If the malign influence of Satan and his minions is so pervasive, then, in order for people to experience the destructive consequences of their sin, God doesn’t need to punish them himself: he merely needs to release them to the power of the devil.
Num 16 records the violent deaths of a group of revels, led by Korah, followed by the death, by plague, of a large number of grumbling Israelites. This destruction is ascribed to God. But in fact what happened was that God, with a grieving heart, turned his rebellious people over to the wicked agents of violence.
Paul says as much, when he refers to them being killed by ‘the destroying angel’ (1 Cor 10:10). In putting this way, the apostle is reflecting a development in Jewish thinking, whereby violent actions, originally attributed to Yahweh, became attributed to the evil one. (Paul is probably alluding to this episode in Num 16, but the fact that he doesn’t say so directly allows us to think of the destroying angel as God’s agent of destruction in all similar cases in the OT).
There are signs in Num 16 itself that this is the case.
(a) The ground itself is feared as a kind of earth monster (Num 16:34; cf. 1 Pet 5:8).

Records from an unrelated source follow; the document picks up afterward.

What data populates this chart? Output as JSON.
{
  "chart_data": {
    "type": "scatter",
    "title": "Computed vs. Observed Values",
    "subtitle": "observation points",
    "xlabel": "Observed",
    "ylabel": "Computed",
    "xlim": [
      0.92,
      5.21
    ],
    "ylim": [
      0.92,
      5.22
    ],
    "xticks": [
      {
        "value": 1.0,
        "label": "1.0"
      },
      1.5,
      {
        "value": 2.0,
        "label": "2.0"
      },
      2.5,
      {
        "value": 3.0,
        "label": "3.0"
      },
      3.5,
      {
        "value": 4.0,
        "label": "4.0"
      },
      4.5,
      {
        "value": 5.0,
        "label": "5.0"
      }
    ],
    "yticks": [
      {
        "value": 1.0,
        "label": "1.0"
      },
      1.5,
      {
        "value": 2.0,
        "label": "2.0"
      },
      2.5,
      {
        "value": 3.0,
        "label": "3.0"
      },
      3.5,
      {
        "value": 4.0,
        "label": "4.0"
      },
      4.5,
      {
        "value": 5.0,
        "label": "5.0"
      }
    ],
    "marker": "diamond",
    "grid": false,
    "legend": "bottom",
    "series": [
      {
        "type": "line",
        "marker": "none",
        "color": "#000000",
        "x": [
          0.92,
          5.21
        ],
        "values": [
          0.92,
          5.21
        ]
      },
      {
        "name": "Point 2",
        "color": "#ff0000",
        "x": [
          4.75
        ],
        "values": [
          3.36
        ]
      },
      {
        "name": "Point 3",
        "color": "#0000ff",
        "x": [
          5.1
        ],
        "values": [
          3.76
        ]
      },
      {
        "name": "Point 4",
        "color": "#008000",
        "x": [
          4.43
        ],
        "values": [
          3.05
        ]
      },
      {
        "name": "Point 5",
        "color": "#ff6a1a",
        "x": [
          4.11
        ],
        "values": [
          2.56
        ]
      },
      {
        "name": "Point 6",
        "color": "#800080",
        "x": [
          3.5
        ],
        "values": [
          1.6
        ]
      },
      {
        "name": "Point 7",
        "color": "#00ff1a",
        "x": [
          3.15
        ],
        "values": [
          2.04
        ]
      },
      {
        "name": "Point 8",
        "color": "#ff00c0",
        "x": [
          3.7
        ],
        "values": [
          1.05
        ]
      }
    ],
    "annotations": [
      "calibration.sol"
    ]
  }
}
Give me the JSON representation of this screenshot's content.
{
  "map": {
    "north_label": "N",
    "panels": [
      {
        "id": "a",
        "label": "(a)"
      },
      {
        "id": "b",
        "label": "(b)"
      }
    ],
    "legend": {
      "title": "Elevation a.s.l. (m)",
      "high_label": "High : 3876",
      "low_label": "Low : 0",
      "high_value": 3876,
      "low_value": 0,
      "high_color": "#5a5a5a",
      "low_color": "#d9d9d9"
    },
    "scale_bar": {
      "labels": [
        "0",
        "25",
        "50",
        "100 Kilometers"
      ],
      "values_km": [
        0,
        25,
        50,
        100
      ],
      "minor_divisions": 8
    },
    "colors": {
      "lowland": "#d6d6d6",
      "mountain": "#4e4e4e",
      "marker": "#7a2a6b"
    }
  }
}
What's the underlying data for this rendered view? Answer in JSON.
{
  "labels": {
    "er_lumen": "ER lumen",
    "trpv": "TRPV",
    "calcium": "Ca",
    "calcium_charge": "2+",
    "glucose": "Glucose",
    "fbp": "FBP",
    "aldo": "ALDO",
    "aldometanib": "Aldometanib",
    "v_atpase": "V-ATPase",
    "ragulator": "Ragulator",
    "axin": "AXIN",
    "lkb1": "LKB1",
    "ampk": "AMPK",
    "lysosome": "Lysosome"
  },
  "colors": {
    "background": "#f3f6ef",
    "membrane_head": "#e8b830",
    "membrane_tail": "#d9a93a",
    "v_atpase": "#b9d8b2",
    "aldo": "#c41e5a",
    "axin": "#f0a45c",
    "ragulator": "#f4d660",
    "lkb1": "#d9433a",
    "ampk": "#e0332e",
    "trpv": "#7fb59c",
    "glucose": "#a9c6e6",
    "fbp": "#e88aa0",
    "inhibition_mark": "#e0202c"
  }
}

(b) The notion of Yahweh as a fire-throwing deity (Num 16:35) fits ANE concepts of such gods, just as the netherworld was often associated with fire.
(c) The idea of ‘wrath’ coming ‘out from the Lord’ in the form of a plague need only mean that the Lord allowed these people to suffer the consequences of their own sinful behaviour. Moroever, in the ANE plagues were often attributed to various malevolent deities; the original audience may well have understood such a deity to have been the agent of God’s wrath.